El mareo del poder empieza; muchos se sienten investidos de divinidad y sienten levitaciones y hasta entablan diálogos con Dios. La mayoría sólo sufre el vértigo de altura por el hecho de haberse subido a un ladrillo o a esa hoja de papel denominada “nombramiento”, claro no olvidemos las credenciales o “charolas” que también coadyuvan en ese proceso insano de disfunción o destrucción neuronal.
Nadie piensa que ese poder que se les ha prestado desaparecerá -quien lo dude que lea un poco a Juan Jacobo Rousseau para que entienda mejor las cosas-, y en la mayor parte de los casos sus nombres serán arrojados por sus pueblos, irritados y ofendidos, al basurero de la historia. El problema estriba precisamente en que muchos dirigentes y “hombres de poder” son elegidos sin tomar en cuenta su calidad política y humana para guardar compostura y ecuanimidad, amén de considerar los perfiles, capacidades, voluntad, arraigo e identificación con las causas ciudadanas.
El problema de la falta de comunicación entre muchos dirigentes partidistas y “hombres de poder” con sus pueblos no es para menos, y tan no lo es que ello constituye la causa del desmoronamiento y extinción de sus partidos y regímenes. Hasta hoy son muchos, incontables podríamos decir por ejemplo, los partidos y regímenes políticos que se han perdido por esas actitudes; es más en este momento más de uno ha de estar pasando a ser ya parte de la historia.
Solamente imaginemos a cualquier líder partidista o a cualquier “hombre de poder”, de cualquier nación, color o procedencia, que se aparta de su base y se sienta el señor todopoderoso que determina sobre la vida y la muerte, el juez supremo que puede decidir entre el perdón y el castigo, el magnánimo personaje que dispensa favores y prebendas, que hace millonarios y mendigos; en fin, el hombre para quien no hay ninguna barrera divina, ni humana.

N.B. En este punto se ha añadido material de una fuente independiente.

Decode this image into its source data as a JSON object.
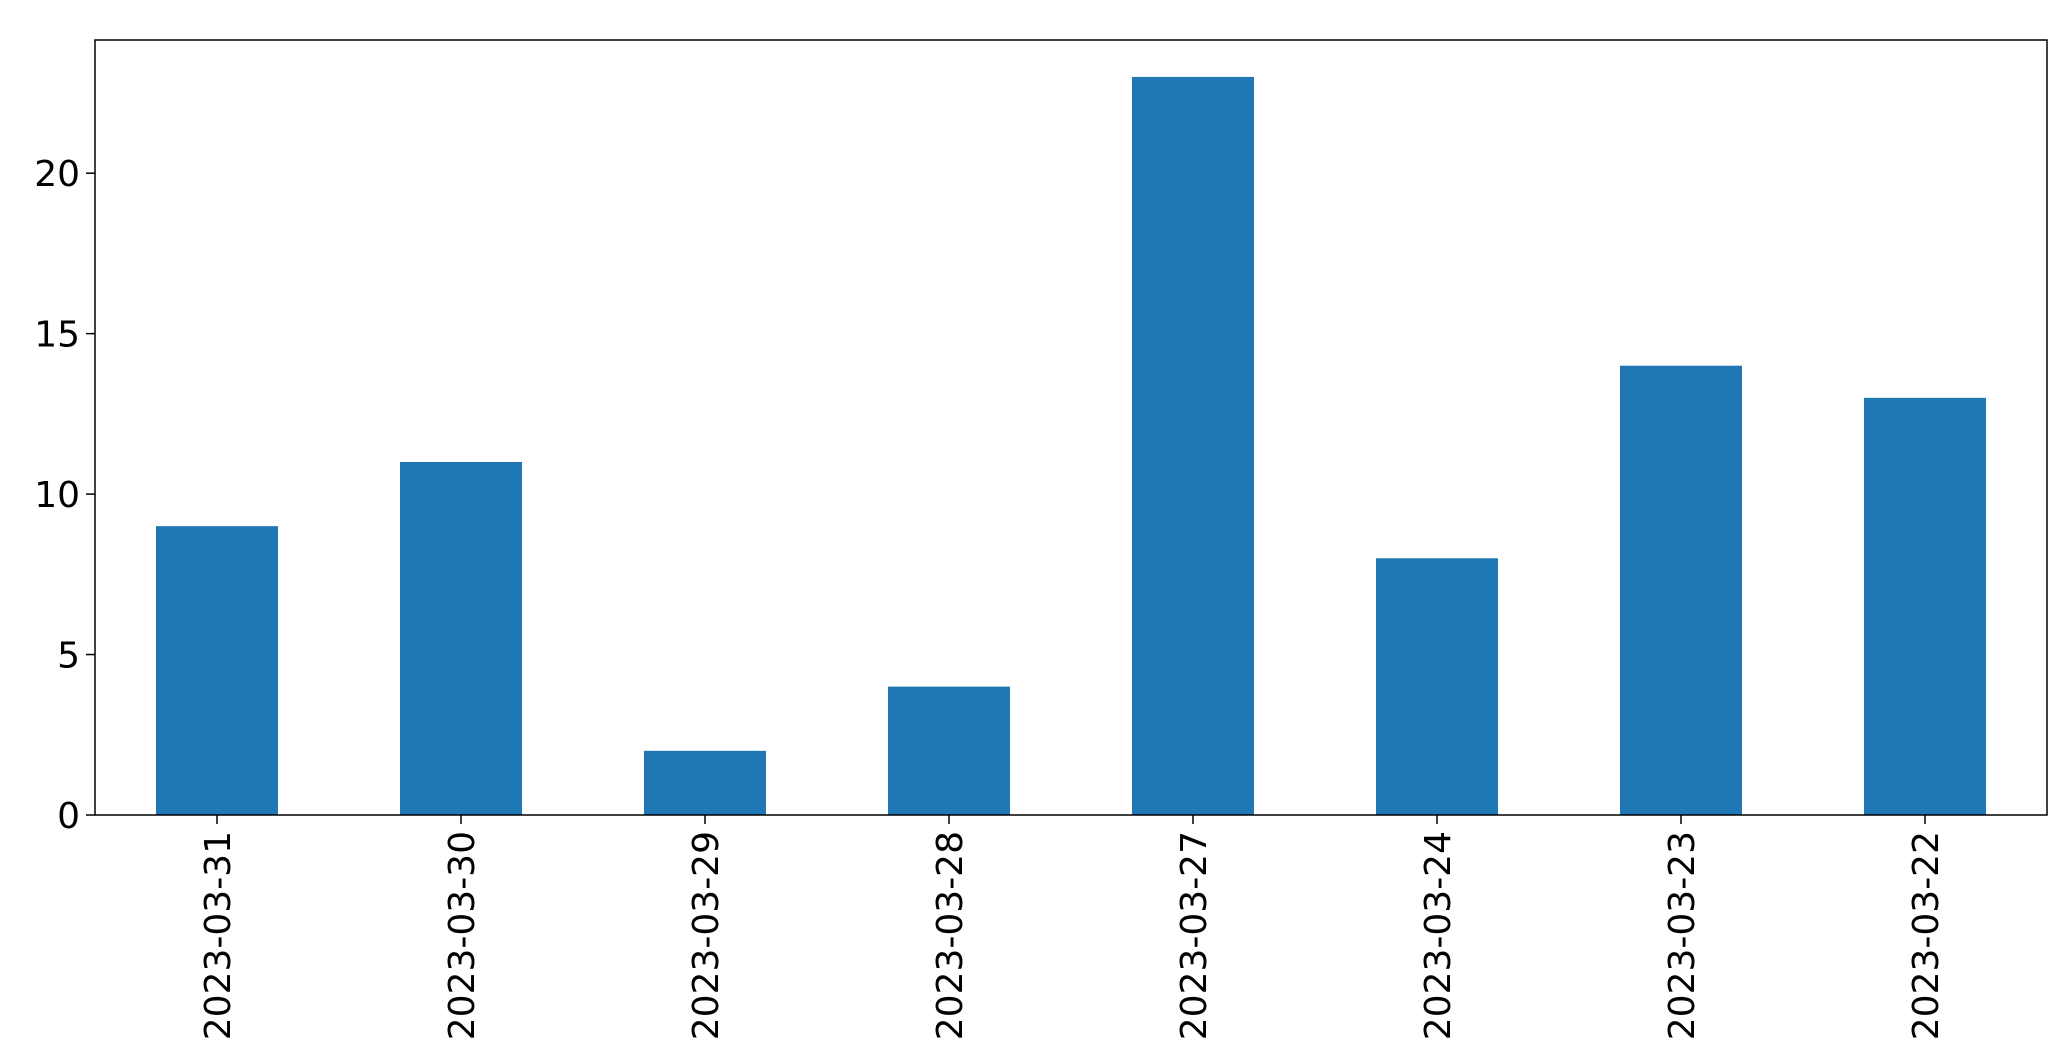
{
  "chart_data": {
    "type": "bar",
    "categories": [
      "2023-03-31",
      "2023-03-30",
      "2023-03-29",
      "2023-03-28",
      "2023-03-27",
      "2023-03-24",
      "2023-03-23",
      "2023-03-22"
    ],
    "values": [
      9,
      11,
      2,
      4,
      23,
      8,
      14,
      13
    ],
    "title": "",
    "xlabel": "",
    "ylabel": "",
    "ylim": [
      0,
      24.15
    ],
    "yticks": [
      0,
      5,
      10,
      15,
      20
    ],
    "grid": false,
    "legend": "none",
    "bar_color": "#1f77b4"
  }
}
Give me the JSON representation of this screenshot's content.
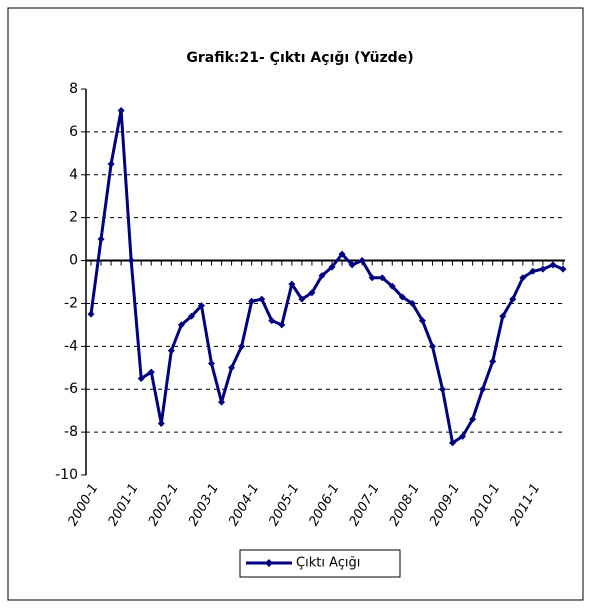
{
  "chart_data": {
    "type": "line",
    "title": "Grafik:21- Çıktı Açığı (Yüzde)",
    "categories": [
      "2000-1",
      null,
      null,
      null,
      "2001-1",
      null,
      null,
      null,
      "2002-1",
      null,
      null,
      null,
      "2003-1",
      null,
      null,
      null,
      "2004-1",
      null,
      null,
      null,
      "2005-1",
      null,
      null,
      null,
      "2006-1",
      null,
      null,
      null,
      "2007-1",
      null,
      null,
      null,
      "2008-1",
      null,
      null,
      null,
      "2009-1",
      null,
      null,
      null,
      "2010-1",
      null,
      null,
      null,
      "2011-1",
      null,
      null,
      null
    ],
    "series": [
      {
        "name": "Çıktı Açığı",
        "color": "#000080",
        "values": [
          -2.5,
          1.0,
          4.5,
          7.0,
          0.0,
          -5.5,
          -5.2,
          -7.6,
          -4.2,
          -3.0,
          -2.6,
          -2.1,
          -4.8,
          -6.6,
          -5.0,
          -4.0,
          -1.9,
          -1.8,
          -2.8,
          -3.0,
          -1.1,
          -1.8,
          -1.5,
          -0.7,
          -0.3,
          0.3,
          -0.2,
          0.0,
          -0.8,
          -0.8,
          -1.2,
          -1.7,
          -2.0,
          -2.8,
          -4.0,
          -6.0,
          -8.5,
          -8.2,
          -7.4,
          -6.0,
          -4.7,
          -2.6,
          -1.8,
          -0.8,
          -0.5,
          -0.4,
          -0.2,
          -0.4
        ]
      }
    ],
    "ylim": [
      -10,
      8
    ],
    "yticks": [
      -10,
      -8,
      -6,
      -4,
      -2,
      0,
      2,
      4,
      6,
      8
    ],
    "grid": true,
    "legend": "bottom"
  }
}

Mis queridos lectores, sólo puedo y debo decirles que los hombres que ejercen el poder deben mirarse todos los días al espejo y preguntarle a su imagen: ¿he cambiado?, ¿soy el mismo?; de esa forma se darán cuenta que son hombres ajenos a su pueblo, totalmente sustraídos de la realidad y entregados en cuerpo y alma a los aduladores y a los falsarios de la amistad. Pero viendo bien las cosas, en nuestros tiempos los políticos del mundo, sin excepción alguna, sí cambian, ¿cómo?, vuelven a la realidad cuando se les destituye; entonces se quedan en las tinieblas de la más triste soledad, sobre todo cuando saben que han fallado y saben que jamás podrán justificarse ante sus pueblos.
A lo largo de nuestras vidas, todos hemos conocido y tratado a múltiples políticos; en lo personal he tenido la enorme oportunidad no sólo de alternar sino colaborar muy de cerca con algunas figuras y observar el desarrollo de otras tantas; mi experiencia me hace constatar algunas de las características de los personajes públicos y que me hacen estar cierto de que es simplemente lamentable pues muchos de ellos son simplemente incapaces, presa de la tontería; no importa el cargo, pueden ser presidentes o empleaditos menores en cualquier Secretaría o Ayuntamiento; muchos más son mediocres inflados por su propio narcisismo, otros son inteligentes y de mala entraña pero muy pocos, muy pocos en realidad, están realmente dotados para la vida pública.
Cualquier semejanza con la realidad de muchos y muchas es… ¡mera coincidencia!